Contrary to Galchenyuk, Carey Price thought he had a pretty good idea of where he'd end up. But rather than getting selected by one of two teams who had yet to celebrate a double-digit birthday - the recently-formed Atlanta Thrashers and Minnesota Wild - he was plucked by the NHL's longest-running franchise with the fifth-overall pick in 2005.

"Those were the meetings I had. I know Atlanta expressed quite a bit of interest in me at the time, and Minnesota, too - they were the pick right before me," described the Habs netminder, both the highest-picked goalie since Marc-Andre Fleury went first overall in 2003 and also the highest-picked goalie since. "Those were the main ones, I thought, based on the meetings I had."

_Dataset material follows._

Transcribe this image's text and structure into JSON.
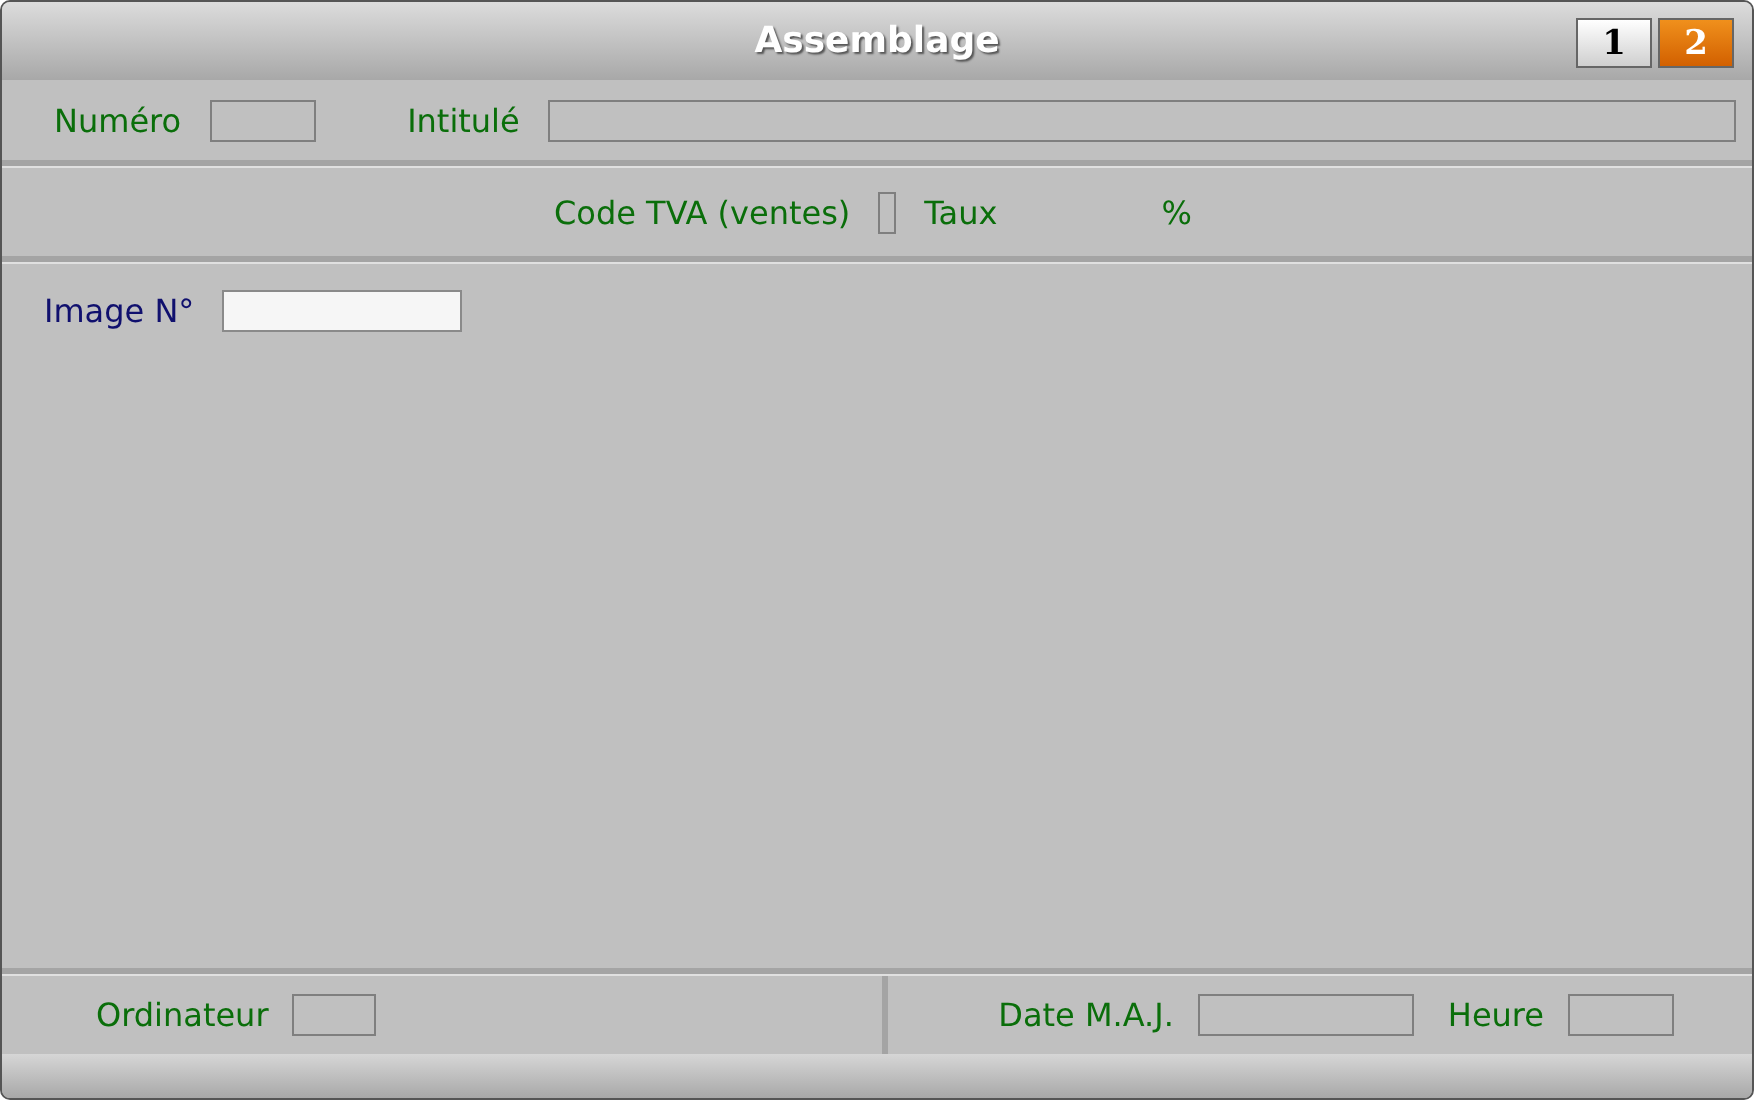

Video: Canadiens draft Carey Price in the 2005 NHL Draft

As the Canadiens get set to make the third-overall selection at the 2018 Draft in Dallas next week, what kind of advice would these Habs give to the players awaiting their turn in the stands at American Airlines Arena?

"Obviously, they're doing some great [things] in their early hockey careers. Getting drafted high is one thing, but try to get in the League as soon as you can and make a difference," suggested Galchenyuk, who also leads his draft class in games played with 418. "That was my goal, and it should be everyone's."

Price's recommendations are similar, although he sprinkled them with a dose of his trademark level-headedness. 

"Don't stress about it. It's just one stage in your career, it's just the starting point," concluded Price, now the most-used goaltender in Canadiens history with 558 career games under his belt. "It's not getting drafted that's the hardest part; it's making it and staying. That's the hard part."